Shifting Blame in Salem
Boon Chew
Long ago, people who were presumed witches were held captive and forced to confess or die. This is especially well illustrated in The Crucible by Arthur Miller, where innocent women were framed as witches and taken from their families. The girls in Salem confess to seeing the Devil and make things up about witchcraft to shift the blame onto others for personal gain, which they get away with because logic and beliefs are closely entwined.
In Act 1 of The Crucible, when the first accusations of witchcraft arrive, no one wants to take the blame. Hale says, “Abigail, it may be your cousin is dying. Did you call the Devil last night?” (p. 40). Abigail responds, “I never called him! Tituba, Tituba…” (p. 40). When Tituba enters the room, Abigail yells, “She makes me drink blood!” (p. 41) and proceeds to accuse Tituba of sending her spirit on her in church, making her laugh at prayers, and corrupting her dreams. Abigail knows she is being accused and will eventually have to confess to witchcraft, so she shifts the blame on Tituba. Tituba is an easy suspect because she is enslaved, and Abigail knows she can take advantage of her. When someone gets accused of witchcraft, they rat someone else out to save themselves. This starts to become a theme as more accusations arise. Avoiding confessing to witchcraft isn’t the only reason Abigail frames others, though.
In Act 2, after the characters confess to working with the Devil, they are able to manipulate others to their advantage. Ezekiel Cheever says, “the girl, the Williams girl, Abigail Williams, sir. She sat to dinner in Reverend Parris’s house tonight, and without word nor warnin’ she falls to the floor like a struck beast, he says, and screamed a scream that a bull would weep to hear. And he goes to save her, and, stuck two inches in the flesh of her belly, he draw a needle out. And, demandin’ of her how she come to be so stabbed, she–to Proctor now–testify it were your wife’s familiar spirit pushed it in” (p. 70-71). Abigail likes Proctor, and wants to frame and replace his wife, Elizabeth. Abigail presumably stabs herself with a needle, then blames Elizabeth for doing so to make her seem guilty. Later in the text, Elizabeth is taken into custody despite Proctor’s attempts to save her. People today would realize Abigail was crazy and had stabbed herself, but peoples’ beliefs in The Crucible overruled their logic. Of course, Abigail isn’t the only one that tried to shift the blame onto others.
In Act 3, blaming others proves to be a useful way to get revenge on others and escape accusations. The Salem girls are pretending there is a bird trying to kill them controlled by Marry Warren. So she points at Proctor and says, “He come at me by night and every day to sign, to sign, to–” (p. 110). Danforth interrupts her, asking her what Proctor tells her to sign, and Parris asks her if it’s the Devil’s book.

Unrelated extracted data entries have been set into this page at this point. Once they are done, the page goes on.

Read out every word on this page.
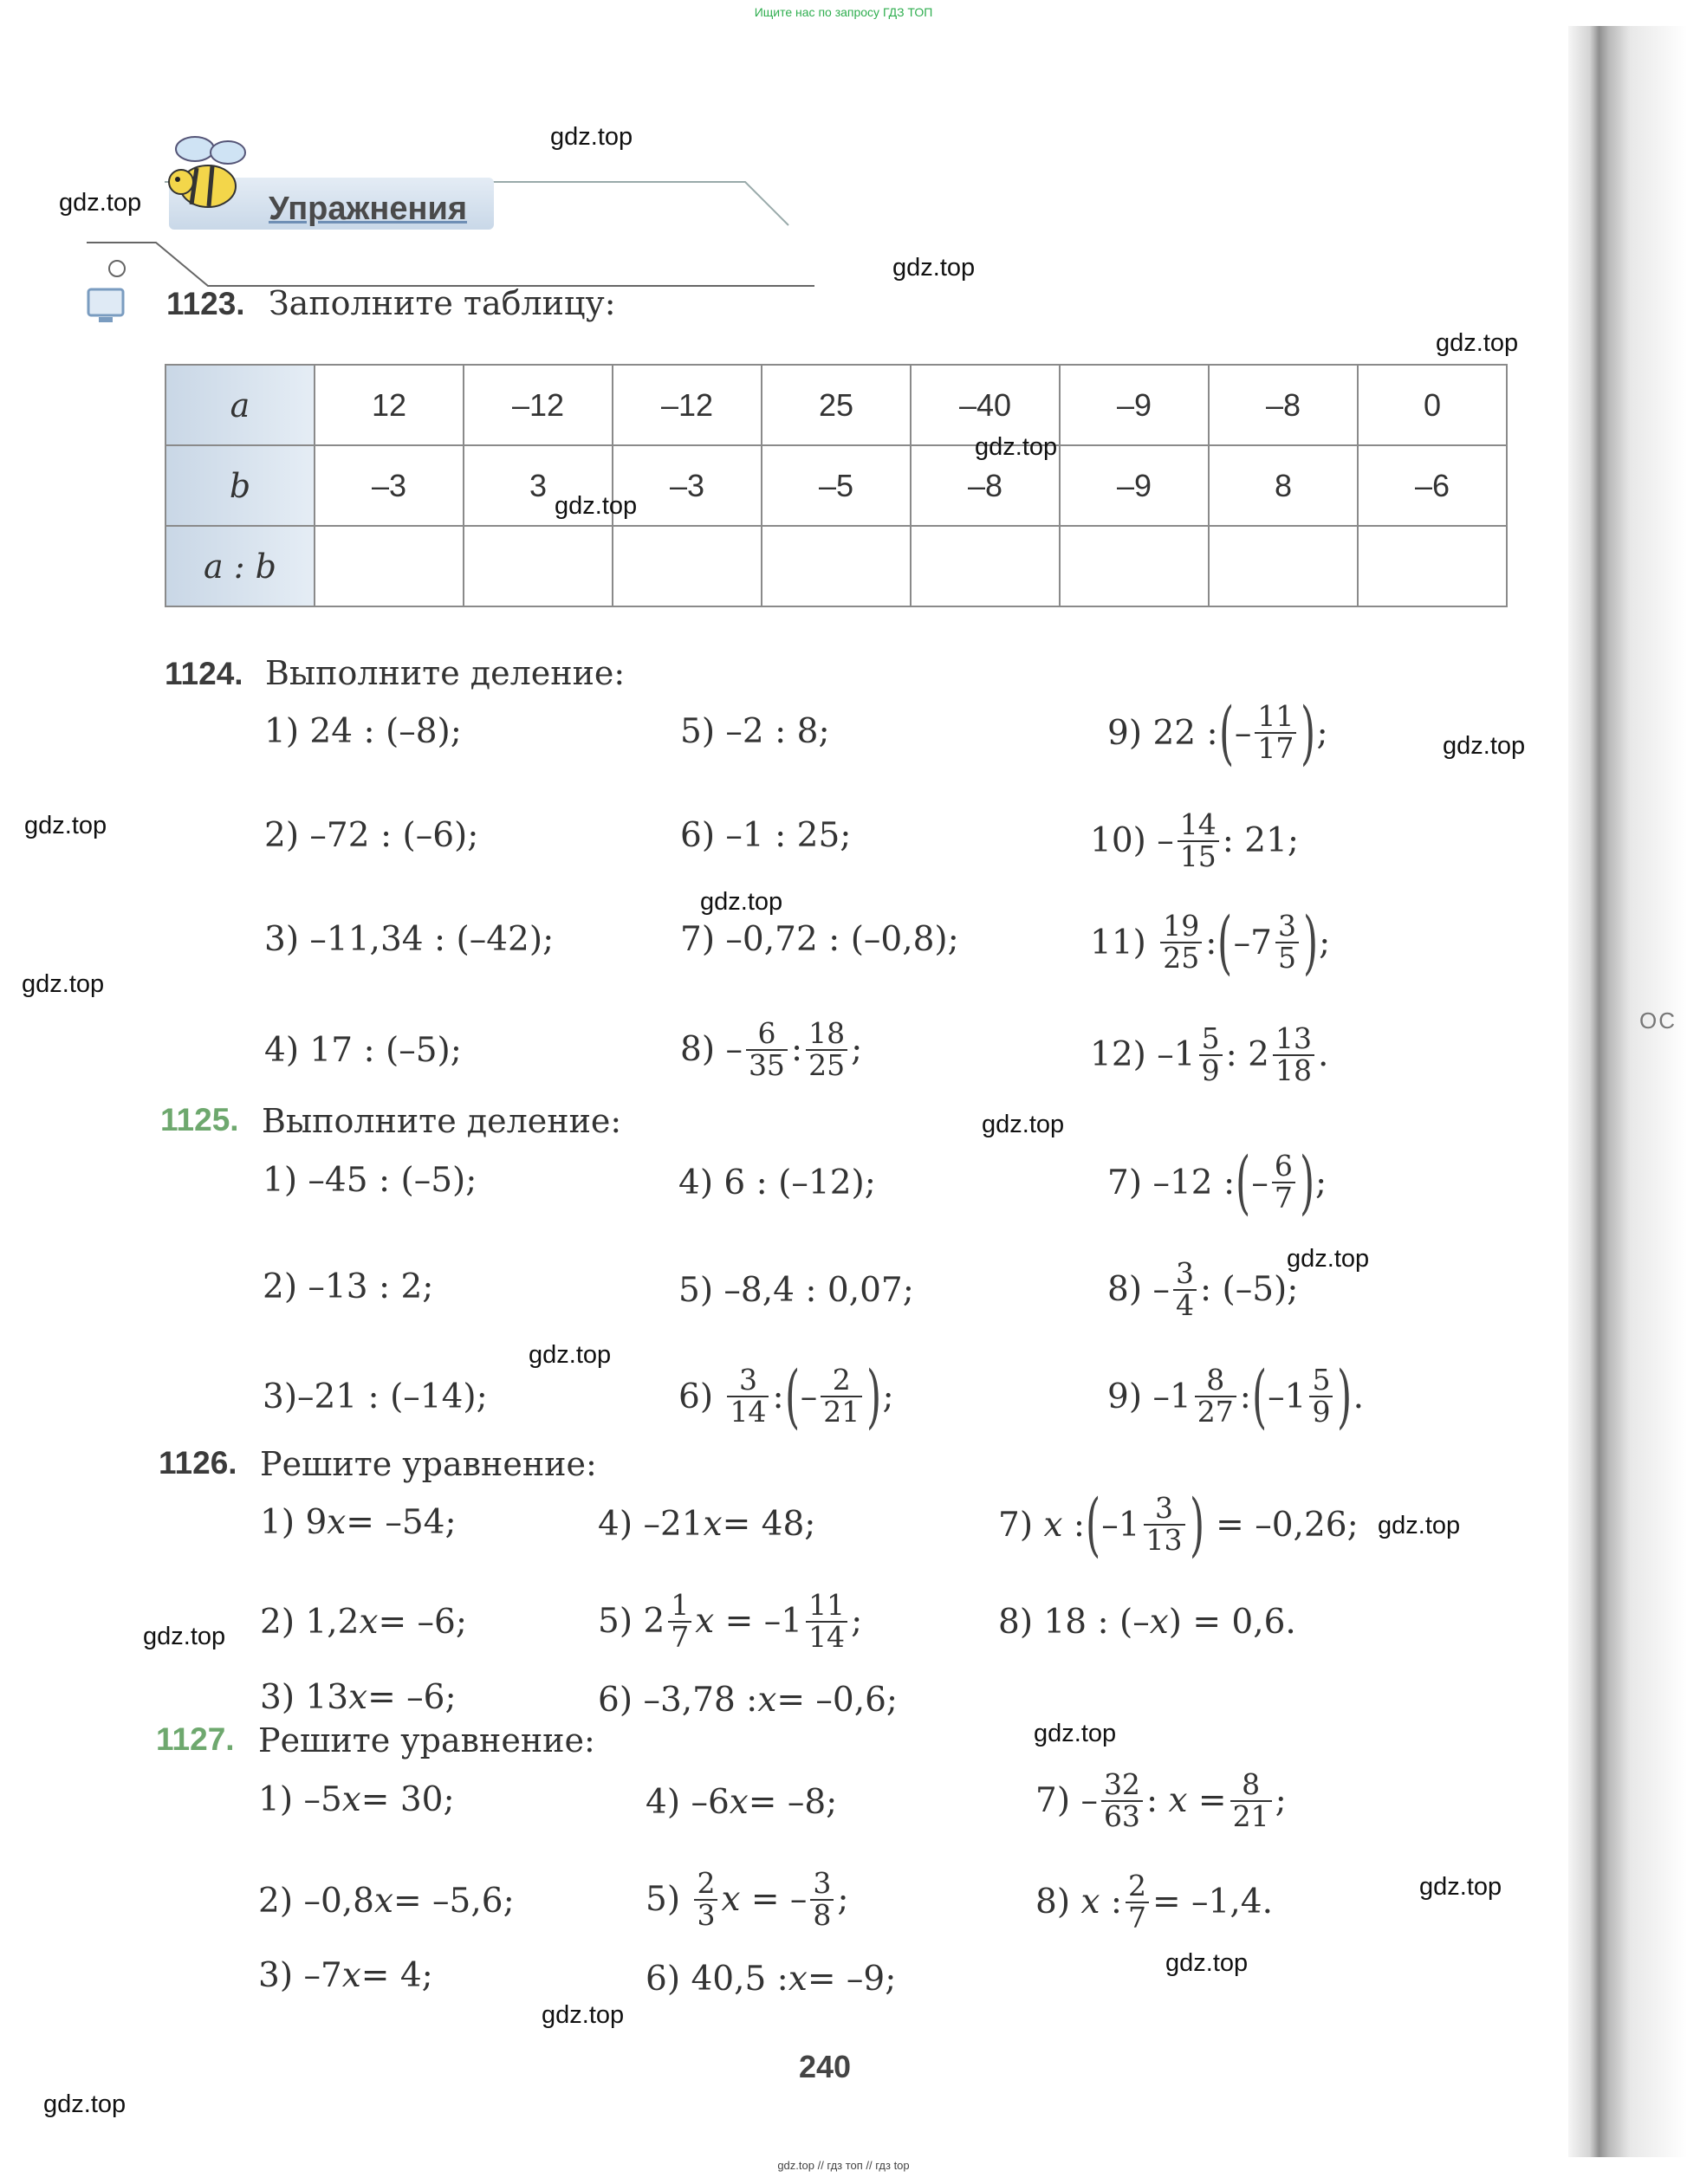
Ищите нас по запросу ГДЗ ТОП
ОС
Упражнения
1123. Заполните таблицу:
a	12	–12	–12	25	–40	–9	–8	0
b	–3	3	–3	–5	–8	–9	8	–6
a : b								
1124. Выполните деление:
1) 24 : (–8);
2) –72 : (–6);
3) –11,34 : (–42);
4) 17 : (–5);
5) –2 : 8;
6) –1 : 25;
7) –0,72 : (–0,8);
8)
– $\frac{6}{35}$ : $\frac{18}{25}$ ;
9)
22 : ( – $\frac{11}{17}$ ) ;
10)
– $\frac{14}{15}$ : 21;
11)
$\frac{19}{25}$ : ( $-7 \frac{3}{5}$ ) ;
12)
$-1 \frac{5}{9}$ :
$2 \frac{13}{18}$ .
1125. Выполните деление:
1) –45 : (–5);
2) –13 : 2;
3)–21 : (–14);
4) 6 : (–12);
5) –8,4 : 0,07;
6)
$\frac{3}{14}$ : ( – $\frac{2}{21}$ ) ;
7)
–12 : ( – $\frac{6}{7}$ ) ;
8)
– $\frac{3}{4}$ : (–5);
9)
$-1 \frac{8}{27}$ : ( $-1 \frac{5}{9}$ ) .
1126. Решите уравнение:
1)
9 x = –54;
2)
1,2 x = –6;
3)
13 x = –6;
4)
–21 x = 48;
5)
$2 \frac{1}{7}$ x
= $-1 \frac{11}{14}$ ;
6)
–3,78 : x = –0,6;
7)
x
: ( $-1 \frac{3}{13}$ )
= –0,26;
8)
18 : (– x ) = 0,6.
1127. Решите уравнение:
1)
–5 x = 30;
2)
–0,8 x = –5,6;
3)
–7 x = 4;
4)
–6 x = –8;
5)
$\frac{2}{3}$ x
= – $\frac{3}{8}$ ;
6)
40,5 : x = –9;
7)
– $\frac{32}{63}$ :
x
= $\frac{8}{21}$ ;
8)
x
: $\frac{2}{7} = -1,4$.
240
gdz.top // гдз топ // гдз top
gdz.top
gdz.top
gdz.top
gdz.top
gdz.top
gdz.top
gdz.top
gdz.top
gdz.top
gdz.top
gdz.top
gdz.top
gdz.top
gdz.top
gdz.top
gdz.top
gdz.top
gdz.top
gdz.top
gdz.top
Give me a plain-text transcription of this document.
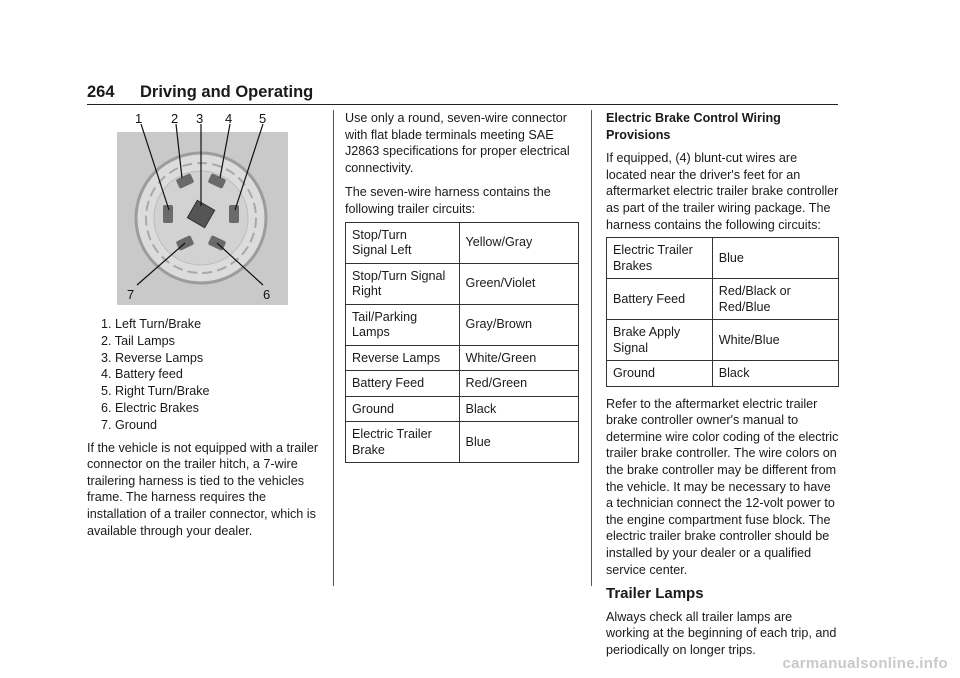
264 Driving and Operating
1 2 3 4 5
6
7
1. Left Turn/Brake
2. Tail Lamps
3. Reverse Lamps
4. Battery feed
5. Right Turn/Brake
6. Electric Brakes
7. Ground

If the vehicle is not equipped with a trailer connector on the trailer hitch, a 7-wire trailering harness is tied to the vehicles frame. The harness requires the installation of a trailer connector, which is available through your dealer.

Use only a round, seven-wire connector with flat blade terminals meeting SAE J2863 specifications for proper electrical connectivity.

The seven-wire harness contains the following trailer circuits:

Stop/Turn
Signal Left	Yellow/Gray
Stop/Turn Signal
Right	Green/Violet
Tail/Parking Lamps	Gray/Brown
Reverse Lamps	White/Green
Battery Feed	Red/Green
Ground	Black
Electric Trailer Brake	Blue

Electric Brake Control Wiring Provisions

If equipped, (4) blunt-cut wires are located near the driver's feet for an aftermarket electric trailer brake controller as part of the trailer wiring package. The harness contains the following circuits:

Electric Trailer
Brakes	Blue
Battery Feed	Red/Black or
Red/Blue
Brake Apply Signal	White/Blue
Ground	Black

Refer to the aftermarket electric trailer brake controller owner's manual to determine wire color coding of the electric trailer brake controller. The wire colors on the brake controller may be different from the vehicle. It may be necessary to have a technician connect the 12-volt power to the engine compartment fuse block. The electric trailer brake controller should be installed by your dealer or a qualified service center.

Trailer Lamps

Always check all trailer lamps are working at the beginning of each trip, and periodically on longer trips.

carmanualsonline.info
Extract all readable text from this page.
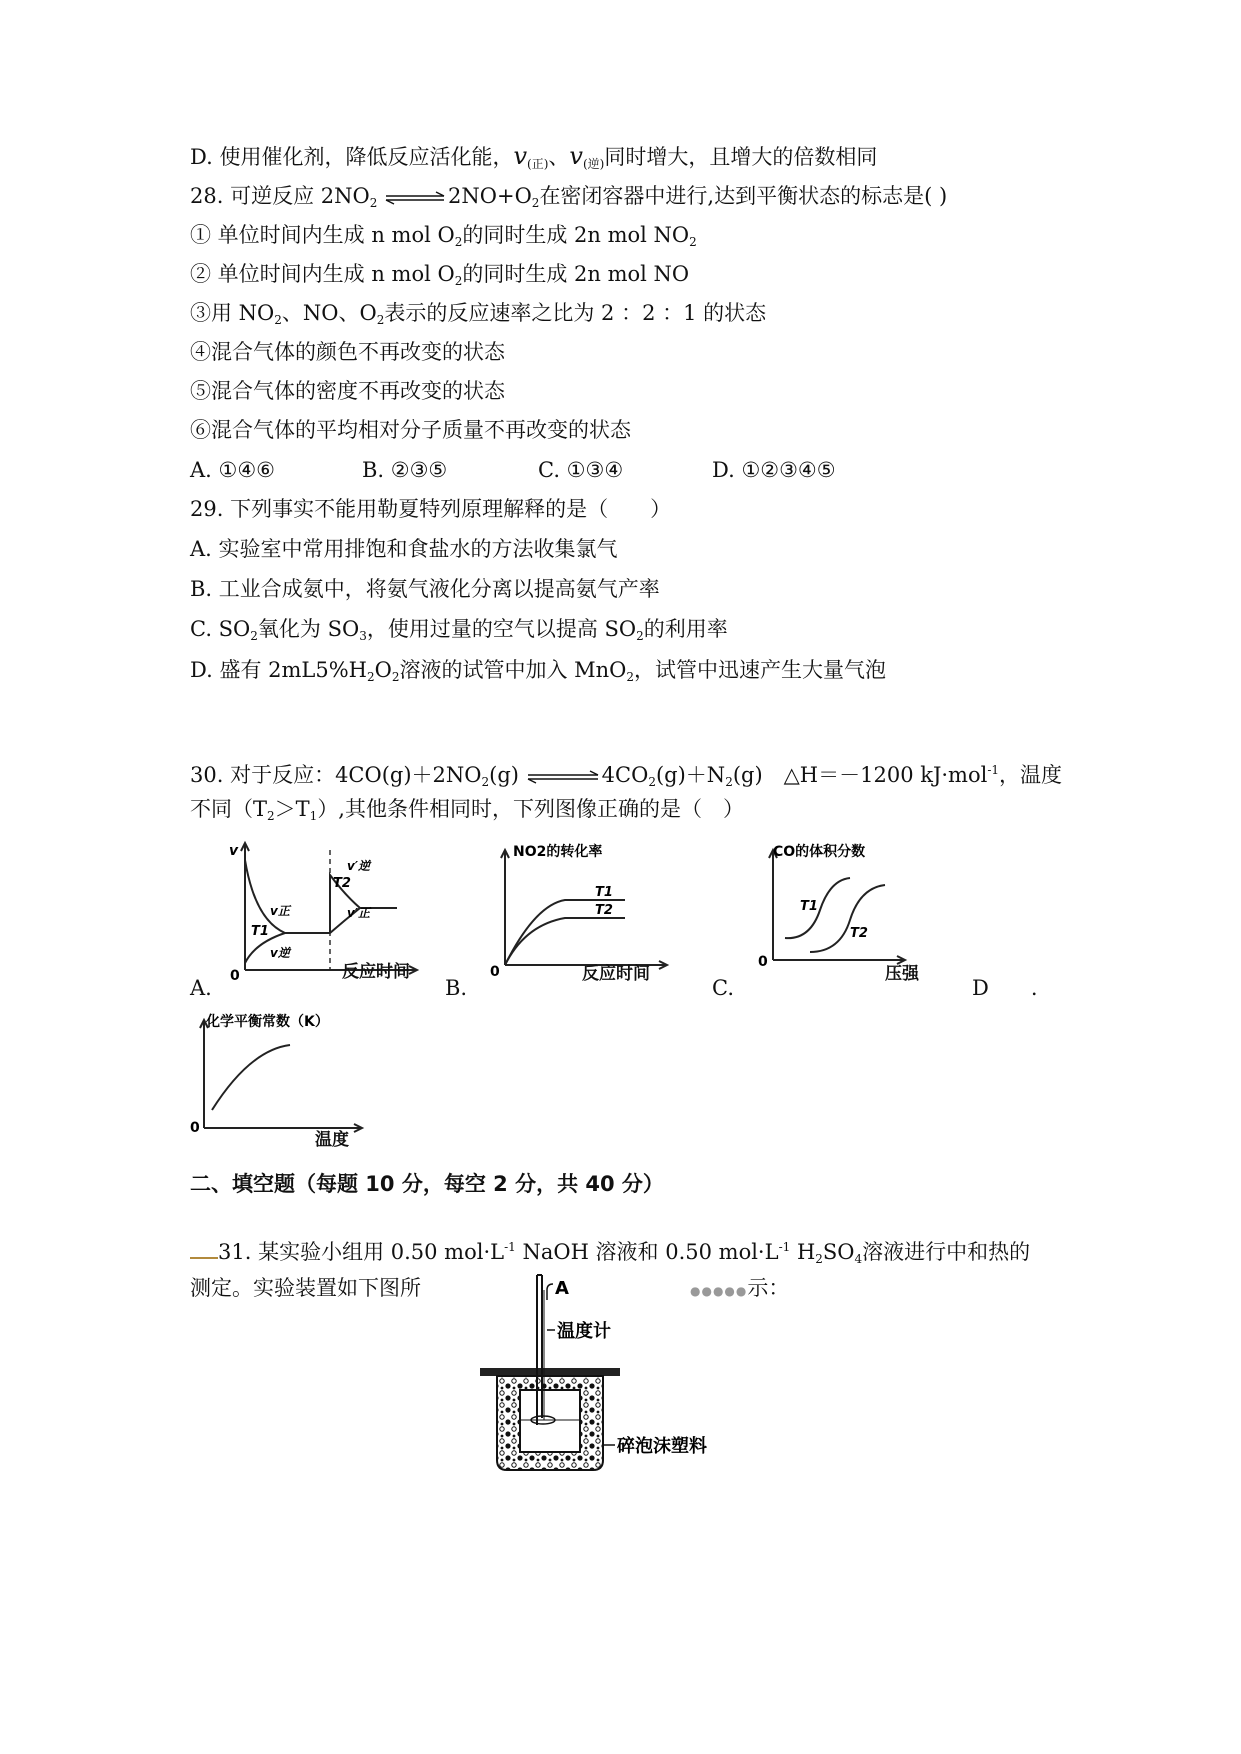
D. 使用催化剂，降低反应活化能，$v_{(正)}$、$v_{(逆)}$同时增大，且增大的倍数相同
28. 可逆反应 $2NO_2$ $\rightleftharpoons 2NO+O_2$在密闭容器中进行,达到平衡状态的标志是( )
① 单位时间内生成 n mol $O_2$的同时生成 2n mol $NO_2$
② 单位时间内生成 n mol $O_2$的同时生成 2n mol NO
③用 $NO_2$、NO、$O_2$表示的反应速率之比为 2 ：2 ：1 的状态
④混合气体的颜色不再改变的状态
⑤混合气体的密度不再改变的状态
⑥混合气体的平均相对分子质量不再改变的状态
A. ①④⑥	B. ②③⑤	C. ①③④	D. ①②③④⑤
29. 下列事实不能用勒夏特列原理解释的是（　　）
A. 实验室中常用排饱和食盐水的方法收集氯气
B. 工业合成氨中，将氨气液化分离以提高氨气产率
C. $SO_2$氧化为 $SO_3$，使用过量的空气以提高 $SO_2$的利用率
D. 盛有 $2mL5\%H_2O_2$溶液的试管中加入 MnO$_2$，试管中迅速产生大量气泡
30. 对于反应：$4CO(g)+2NO_2(g)$ $\rightleftharpoons 4CO_2(g)+N_2(g)$　△H＝－1200 kJ·mol$^{-1}$，温度
不同$(T_2>T_1)$,其他条件相同时，下列图像正确的是（　）
v
0
v正
T1
v逆
T2
v′逆
v′正
反应时间
A.
NO2的转化率
0
T1
T2
反应时间
B.
CO的体积分数
0
T1
T2
压强
C.	D　　.
化学平衡常数（K）
0
温度
二、填空题（每题 10 分，每空 2 分，共 40 分）
31. 某实验小组用 0.50 $mol\cdot L^{-1}$ NaOH 溶液和 0.50 $mol\cdot L^{-1}$ $H_2SO_4$溶液进行中和热的
测定。实验装置如下图所	●●●●●示：
A
温度计
碎泡沫塑料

She continues, “My name, he want my name. ‘I’ll murder you,’ he says, ‘if my wife hangs! We must go and overthrow the court,’ he says!” (p. 110). Mary Warren shifts all the suspicion people had of her onto Proctor by accusing him of working for the Devil. Proctor had been abusing her previously, and she seizes her opportunity when tension is built up to avoid the blame and get revenge on Proctor. There are even more instances of the girls in Salem blaming others to save themselves, but these were some of the main ones that show how peoples’ religious beliefs overturn logic.
The girls in Salem always had an escape card from a bad situation or an easy way to get what they wanted by accusing someone else of witchcraft or of doing the Devil’s work, and people believed them because they were scared of witchcraft. Because of peoples’ great fear of witchcraft, they were very easy to manipulate/blackmail. This even extends to court cases by corrupting them, as some women were imprisoned or taken captive due to accusations about witchcraft. Today, we are privileged to have a court system that doesn’t rule based on peoples’ beliefs on witchcraft, and instead relies more on logic.